Or consider the example of Rocky (the original). A much beloved classic about a washed up boxer who goes 15 rounds with the heavyweight champion of the world. It’s number 4 on the AFI’s list of most inspirational movies of all time. It also took home three Oscars that year, including one for best picture. But what most people forget is that Rocky didn’t actually win his fight with Apollo Creed. He lost! The movie ends in his defeat, also the most exalted moment of his life, as he proudly declares his love for Adrian. In the end, the result didn’t matter. It is only the relationship that matters: between Rocky and himself, between Rocky and Adrian.
What this suggests is that one of the qualities that audiences most enjoy watching is resilience. The quality of “keeping going,” even in the face of crushing disappointment. I checked out the AFI’s list for myself, and it’s interesting to note how many of the characters we know and love do not ultimately get what they want.
George Bailey in It’s a Wonderful Life does not get to travel around the world. Atticus Finch in To Kill a Mockingbird does not win acquittal for his client. Eliot does not get to keep his extraterrestrial friend inE.T. And Tom Hanks does not find or save Private Ryan in Saving Private Ryan, despite his best efforts. Some of the greatest love stories of all time are about lovers who can never be together: Casablanca, Roman Holiday, Ghost, Love Story. These are all stories about “letting go.”

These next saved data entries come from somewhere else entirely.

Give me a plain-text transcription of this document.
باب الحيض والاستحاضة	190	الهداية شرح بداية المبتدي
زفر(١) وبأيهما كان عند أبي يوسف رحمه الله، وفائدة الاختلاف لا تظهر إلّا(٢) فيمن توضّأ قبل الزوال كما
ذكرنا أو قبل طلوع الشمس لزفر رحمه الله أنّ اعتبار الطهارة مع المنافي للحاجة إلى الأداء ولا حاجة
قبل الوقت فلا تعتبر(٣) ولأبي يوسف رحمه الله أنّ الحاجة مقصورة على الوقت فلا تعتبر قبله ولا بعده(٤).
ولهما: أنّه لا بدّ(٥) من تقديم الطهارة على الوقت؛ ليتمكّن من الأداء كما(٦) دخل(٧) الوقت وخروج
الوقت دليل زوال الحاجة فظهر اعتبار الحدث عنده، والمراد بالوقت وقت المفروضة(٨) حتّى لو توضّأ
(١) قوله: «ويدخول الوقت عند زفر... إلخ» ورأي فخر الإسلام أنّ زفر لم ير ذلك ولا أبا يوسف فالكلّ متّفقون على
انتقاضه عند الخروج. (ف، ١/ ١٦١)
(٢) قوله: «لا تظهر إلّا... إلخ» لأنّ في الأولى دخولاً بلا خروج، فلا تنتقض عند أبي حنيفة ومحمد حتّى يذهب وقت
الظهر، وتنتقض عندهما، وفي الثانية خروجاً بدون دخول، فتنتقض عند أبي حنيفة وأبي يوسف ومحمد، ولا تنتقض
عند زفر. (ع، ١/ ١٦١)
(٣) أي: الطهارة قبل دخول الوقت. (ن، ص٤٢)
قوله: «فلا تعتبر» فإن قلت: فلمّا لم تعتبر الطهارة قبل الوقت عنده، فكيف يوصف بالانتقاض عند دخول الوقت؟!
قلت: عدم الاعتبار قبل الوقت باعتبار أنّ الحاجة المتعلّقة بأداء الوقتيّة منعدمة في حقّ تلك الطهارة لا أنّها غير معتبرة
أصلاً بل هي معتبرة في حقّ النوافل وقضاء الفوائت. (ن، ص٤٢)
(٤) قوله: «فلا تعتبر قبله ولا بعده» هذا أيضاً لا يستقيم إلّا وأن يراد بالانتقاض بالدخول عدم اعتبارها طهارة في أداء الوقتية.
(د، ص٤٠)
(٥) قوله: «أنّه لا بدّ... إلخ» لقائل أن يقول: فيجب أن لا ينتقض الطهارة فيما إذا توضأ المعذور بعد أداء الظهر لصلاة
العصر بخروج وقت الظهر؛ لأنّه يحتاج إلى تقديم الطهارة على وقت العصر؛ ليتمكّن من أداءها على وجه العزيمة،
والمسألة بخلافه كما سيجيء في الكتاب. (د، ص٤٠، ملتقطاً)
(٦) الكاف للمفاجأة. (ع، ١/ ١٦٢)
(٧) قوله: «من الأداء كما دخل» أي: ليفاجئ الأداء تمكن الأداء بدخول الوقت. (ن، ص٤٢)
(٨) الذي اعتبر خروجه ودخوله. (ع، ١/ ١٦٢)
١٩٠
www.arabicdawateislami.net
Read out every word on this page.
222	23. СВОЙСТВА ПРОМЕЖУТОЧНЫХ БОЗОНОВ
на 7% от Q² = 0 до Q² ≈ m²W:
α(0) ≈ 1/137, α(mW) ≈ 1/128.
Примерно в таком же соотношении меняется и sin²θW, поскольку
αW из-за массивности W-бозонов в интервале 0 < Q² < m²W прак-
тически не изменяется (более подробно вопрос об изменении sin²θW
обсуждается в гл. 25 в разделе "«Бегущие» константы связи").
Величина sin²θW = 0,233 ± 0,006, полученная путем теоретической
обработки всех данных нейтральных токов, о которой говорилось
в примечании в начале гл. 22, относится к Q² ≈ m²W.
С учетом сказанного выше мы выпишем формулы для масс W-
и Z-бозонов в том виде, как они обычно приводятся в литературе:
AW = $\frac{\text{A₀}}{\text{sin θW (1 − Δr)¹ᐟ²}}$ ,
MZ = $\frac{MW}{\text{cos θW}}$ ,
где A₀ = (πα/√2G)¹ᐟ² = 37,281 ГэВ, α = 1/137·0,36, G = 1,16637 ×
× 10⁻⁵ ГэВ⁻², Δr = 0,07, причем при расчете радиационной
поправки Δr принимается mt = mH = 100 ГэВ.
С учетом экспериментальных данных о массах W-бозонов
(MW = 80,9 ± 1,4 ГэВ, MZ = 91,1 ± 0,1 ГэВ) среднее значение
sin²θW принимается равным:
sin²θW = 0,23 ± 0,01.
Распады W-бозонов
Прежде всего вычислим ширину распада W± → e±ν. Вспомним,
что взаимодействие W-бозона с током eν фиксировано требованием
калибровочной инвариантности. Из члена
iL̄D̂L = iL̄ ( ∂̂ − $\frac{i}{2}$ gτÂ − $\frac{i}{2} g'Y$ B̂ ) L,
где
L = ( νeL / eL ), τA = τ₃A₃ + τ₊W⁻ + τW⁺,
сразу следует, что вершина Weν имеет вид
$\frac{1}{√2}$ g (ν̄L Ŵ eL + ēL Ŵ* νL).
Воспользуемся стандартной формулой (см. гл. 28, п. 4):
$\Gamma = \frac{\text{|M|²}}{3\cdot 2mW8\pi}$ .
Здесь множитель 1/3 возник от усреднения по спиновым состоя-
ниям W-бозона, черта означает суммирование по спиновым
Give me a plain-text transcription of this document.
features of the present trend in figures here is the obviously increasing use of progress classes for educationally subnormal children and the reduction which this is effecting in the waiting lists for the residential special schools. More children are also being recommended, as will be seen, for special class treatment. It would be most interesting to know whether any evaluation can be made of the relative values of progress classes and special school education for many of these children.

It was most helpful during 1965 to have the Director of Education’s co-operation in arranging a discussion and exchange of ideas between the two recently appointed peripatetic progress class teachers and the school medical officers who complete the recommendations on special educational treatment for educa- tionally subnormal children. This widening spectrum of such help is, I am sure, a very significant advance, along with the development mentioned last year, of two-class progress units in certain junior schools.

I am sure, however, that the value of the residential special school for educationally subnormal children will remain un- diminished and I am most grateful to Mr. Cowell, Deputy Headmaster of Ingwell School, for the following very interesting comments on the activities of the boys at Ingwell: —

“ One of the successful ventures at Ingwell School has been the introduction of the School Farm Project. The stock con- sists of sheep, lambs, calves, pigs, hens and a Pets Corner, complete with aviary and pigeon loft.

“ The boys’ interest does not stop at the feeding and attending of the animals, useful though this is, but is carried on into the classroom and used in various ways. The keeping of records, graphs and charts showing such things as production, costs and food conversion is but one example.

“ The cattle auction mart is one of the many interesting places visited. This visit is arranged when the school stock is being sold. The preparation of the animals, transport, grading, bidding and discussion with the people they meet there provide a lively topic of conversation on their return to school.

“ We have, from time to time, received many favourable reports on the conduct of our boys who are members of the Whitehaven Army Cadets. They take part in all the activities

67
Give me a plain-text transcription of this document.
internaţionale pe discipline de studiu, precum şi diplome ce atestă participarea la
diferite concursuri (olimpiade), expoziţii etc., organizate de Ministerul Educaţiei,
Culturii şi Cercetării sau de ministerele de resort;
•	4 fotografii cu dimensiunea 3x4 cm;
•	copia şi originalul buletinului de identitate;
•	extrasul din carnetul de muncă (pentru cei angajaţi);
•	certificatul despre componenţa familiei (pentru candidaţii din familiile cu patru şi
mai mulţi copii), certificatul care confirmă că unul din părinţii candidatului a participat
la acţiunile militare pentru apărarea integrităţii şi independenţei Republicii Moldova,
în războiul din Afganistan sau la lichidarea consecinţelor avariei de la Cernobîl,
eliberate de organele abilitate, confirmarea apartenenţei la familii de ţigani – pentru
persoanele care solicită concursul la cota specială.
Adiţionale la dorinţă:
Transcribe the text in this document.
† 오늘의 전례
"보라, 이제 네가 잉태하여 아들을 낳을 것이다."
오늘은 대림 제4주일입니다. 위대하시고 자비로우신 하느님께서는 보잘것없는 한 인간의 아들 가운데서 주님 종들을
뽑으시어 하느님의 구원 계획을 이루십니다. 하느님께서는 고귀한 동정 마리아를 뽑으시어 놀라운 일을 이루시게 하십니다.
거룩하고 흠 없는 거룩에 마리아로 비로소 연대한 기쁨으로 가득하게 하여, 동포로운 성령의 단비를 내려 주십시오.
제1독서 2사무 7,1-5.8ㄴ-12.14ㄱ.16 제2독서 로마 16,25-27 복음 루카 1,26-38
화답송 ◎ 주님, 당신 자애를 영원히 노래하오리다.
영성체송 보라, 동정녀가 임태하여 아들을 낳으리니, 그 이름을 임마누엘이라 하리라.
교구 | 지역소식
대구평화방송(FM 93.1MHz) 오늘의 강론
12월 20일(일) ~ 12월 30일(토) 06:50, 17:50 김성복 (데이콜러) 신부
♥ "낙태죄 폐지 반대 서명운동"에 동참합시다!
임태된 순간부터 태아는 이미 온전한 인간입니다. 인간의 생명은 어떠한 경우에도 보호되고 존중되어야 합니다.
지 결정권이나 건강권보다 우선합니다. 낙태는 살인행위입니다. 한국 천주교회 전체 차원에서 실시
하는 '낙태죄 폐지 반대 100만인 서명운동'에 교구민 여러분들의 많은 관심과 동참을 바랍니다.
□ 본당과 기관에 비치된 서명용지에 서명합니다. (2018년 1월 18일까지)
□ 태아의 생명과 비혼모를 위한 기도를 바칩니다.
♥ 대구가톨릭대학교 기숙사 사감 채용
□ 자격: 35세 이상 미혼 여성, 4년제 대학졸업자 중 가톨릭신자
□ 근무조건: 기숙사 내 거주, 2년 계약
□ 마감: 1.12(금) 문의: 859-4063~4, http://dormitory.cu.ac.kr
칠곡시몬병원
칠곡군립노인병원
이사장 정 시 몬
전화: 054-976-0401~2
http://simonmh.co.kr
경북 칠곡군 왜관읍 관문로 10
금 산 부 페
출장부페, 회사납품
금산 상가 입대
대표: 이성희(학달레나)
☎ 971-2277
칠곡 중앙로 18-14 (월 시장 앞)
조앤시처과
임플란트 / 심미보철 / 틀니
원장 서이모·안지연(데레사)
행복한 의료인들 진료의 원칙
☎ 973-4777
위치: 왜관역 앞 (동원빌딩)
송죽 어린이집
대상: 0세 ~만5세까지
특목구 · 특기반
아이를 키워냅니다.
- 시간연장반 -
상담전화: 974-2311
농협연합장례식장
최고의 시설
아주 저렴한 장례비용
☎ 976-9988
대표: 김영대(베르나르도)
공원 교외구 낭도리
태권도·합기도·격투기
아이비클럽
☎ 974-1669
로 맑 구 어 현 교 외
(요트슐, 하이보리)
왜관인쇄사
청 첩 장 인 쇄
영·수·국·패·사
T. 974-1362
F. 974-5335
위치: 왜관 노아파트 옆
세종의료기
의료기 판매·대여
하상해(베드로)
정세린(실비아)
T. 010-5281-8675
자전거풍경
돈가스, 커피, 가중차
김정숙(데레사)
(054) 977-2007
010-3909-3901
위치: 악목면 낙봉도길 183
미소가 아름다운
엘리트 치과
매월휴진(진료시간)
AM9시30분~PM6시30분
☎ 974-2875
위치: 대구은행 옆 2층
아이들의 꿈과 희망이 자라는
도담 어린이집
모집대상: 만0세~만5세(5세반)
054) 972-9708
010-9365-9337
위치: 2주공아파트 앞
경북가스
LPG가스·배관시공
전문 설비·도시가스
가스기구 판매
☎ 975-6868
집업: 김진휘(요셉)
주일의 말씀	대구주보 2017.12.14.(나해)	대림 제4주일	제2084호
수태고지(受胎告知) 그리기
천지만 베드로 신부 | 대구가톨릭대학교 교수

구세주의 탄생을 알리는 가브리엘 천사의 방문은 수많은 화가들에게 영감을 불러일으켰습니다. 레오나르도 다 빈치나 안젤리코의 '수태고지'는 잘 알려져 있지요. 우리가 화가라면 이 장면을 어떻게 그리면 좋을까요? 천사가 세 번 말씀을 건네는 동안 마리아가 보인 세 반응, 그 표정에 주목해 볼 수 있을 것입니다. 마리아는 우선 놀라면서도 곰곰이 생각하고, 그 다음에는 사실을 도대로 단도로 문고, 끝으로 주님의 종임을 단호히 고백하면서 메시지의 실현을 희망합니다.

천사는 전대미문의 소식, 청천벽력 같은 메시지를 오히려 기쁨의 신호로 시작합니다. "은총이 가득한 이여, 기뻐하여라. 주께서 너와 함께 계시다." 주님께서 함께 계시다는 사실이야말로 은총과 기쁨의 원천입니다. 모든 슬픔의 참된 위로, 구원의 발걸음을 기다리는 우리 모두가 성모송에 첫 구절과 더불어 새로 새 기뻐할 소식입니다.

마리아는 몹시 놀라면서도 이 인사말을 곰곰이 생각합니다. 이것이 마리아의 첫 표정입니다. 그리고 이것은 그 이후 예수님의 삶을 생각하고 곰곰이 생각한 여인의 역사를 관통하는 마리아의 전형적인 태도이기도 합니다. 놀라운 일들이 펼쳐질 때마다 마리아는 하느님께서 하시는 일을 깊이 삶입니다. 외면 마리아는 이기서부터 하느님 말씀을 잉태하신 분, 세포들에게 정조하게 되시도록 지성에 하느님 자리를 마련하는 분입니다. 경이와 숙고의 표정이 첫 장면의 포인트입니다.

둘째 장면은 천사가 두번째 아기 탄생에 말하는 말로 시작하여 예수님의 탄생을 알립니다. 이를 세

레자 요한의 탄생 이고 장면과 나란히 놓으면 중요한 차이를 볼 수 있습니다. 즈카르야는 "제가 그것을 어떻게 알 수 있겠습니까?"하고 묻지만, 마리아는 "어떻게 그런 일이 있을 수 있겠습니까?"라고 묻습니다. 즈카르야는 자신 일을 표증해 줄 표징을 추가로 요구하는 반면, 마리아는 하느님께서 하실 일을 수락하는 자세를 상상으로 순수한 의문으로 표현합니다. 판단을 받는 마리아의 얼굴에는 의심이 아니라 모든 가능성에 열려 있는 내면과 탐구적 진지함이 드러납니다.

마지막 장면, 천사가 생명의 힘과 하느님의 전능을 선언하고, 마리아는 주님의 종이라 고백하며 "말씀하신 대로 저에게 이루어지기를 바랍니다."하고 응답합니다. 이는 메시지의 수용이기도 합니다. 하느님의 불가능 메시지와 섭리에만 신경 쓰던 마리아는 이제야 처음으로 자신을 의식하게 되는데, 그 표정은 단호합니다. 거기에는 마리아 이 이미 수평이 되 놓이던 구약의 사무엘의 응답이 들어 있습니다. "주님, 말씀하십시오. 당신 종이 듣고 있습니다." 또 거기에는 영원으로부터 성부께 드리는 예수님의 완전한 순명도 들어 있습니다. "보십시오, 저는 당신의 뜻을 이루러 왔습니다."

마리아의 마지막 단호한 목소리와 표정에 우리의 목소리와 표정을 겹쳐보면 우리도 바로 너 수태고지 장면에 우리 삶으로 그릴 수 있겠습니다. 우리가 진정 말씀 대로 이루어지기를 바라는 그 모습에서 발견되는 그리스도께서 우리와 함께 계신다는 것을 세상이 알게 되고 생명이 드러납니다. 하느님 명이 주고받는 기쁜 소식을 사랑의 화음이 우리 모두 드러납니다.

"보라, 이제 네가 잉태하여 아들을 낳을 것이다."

I am very privileged in my work as a coach to hear people’s stories. And having done this for a while now, it seems we all struggle with similar stuff: how to reinvent ourselves and start anew, how to get along with people who are difficult, how to give our lives meaning. I don’t have all the answers (I wish I did), but I suspect it has to do with looking for (and finding) those same qualities in ourselves that we so enjoy watching in others: the keeping going despite the setbacks, pushing past limitations, learning to do new things that are scary, showing up for others when it’s not always convenient or easy.
Ultimately, the person with the most power over our lives will always be the one staring back at us in the bathroom mirror every morning. Not Apollo Creed, our boss, our spouse, our parents or anyone else. We are the hero of our own story, if we choose to be.
Maybe it ends in victory, maybe it ends in defeat. In the end, the result doesn’t even matter. It is the quality of the relationships that we leave behind that makes champions of us all.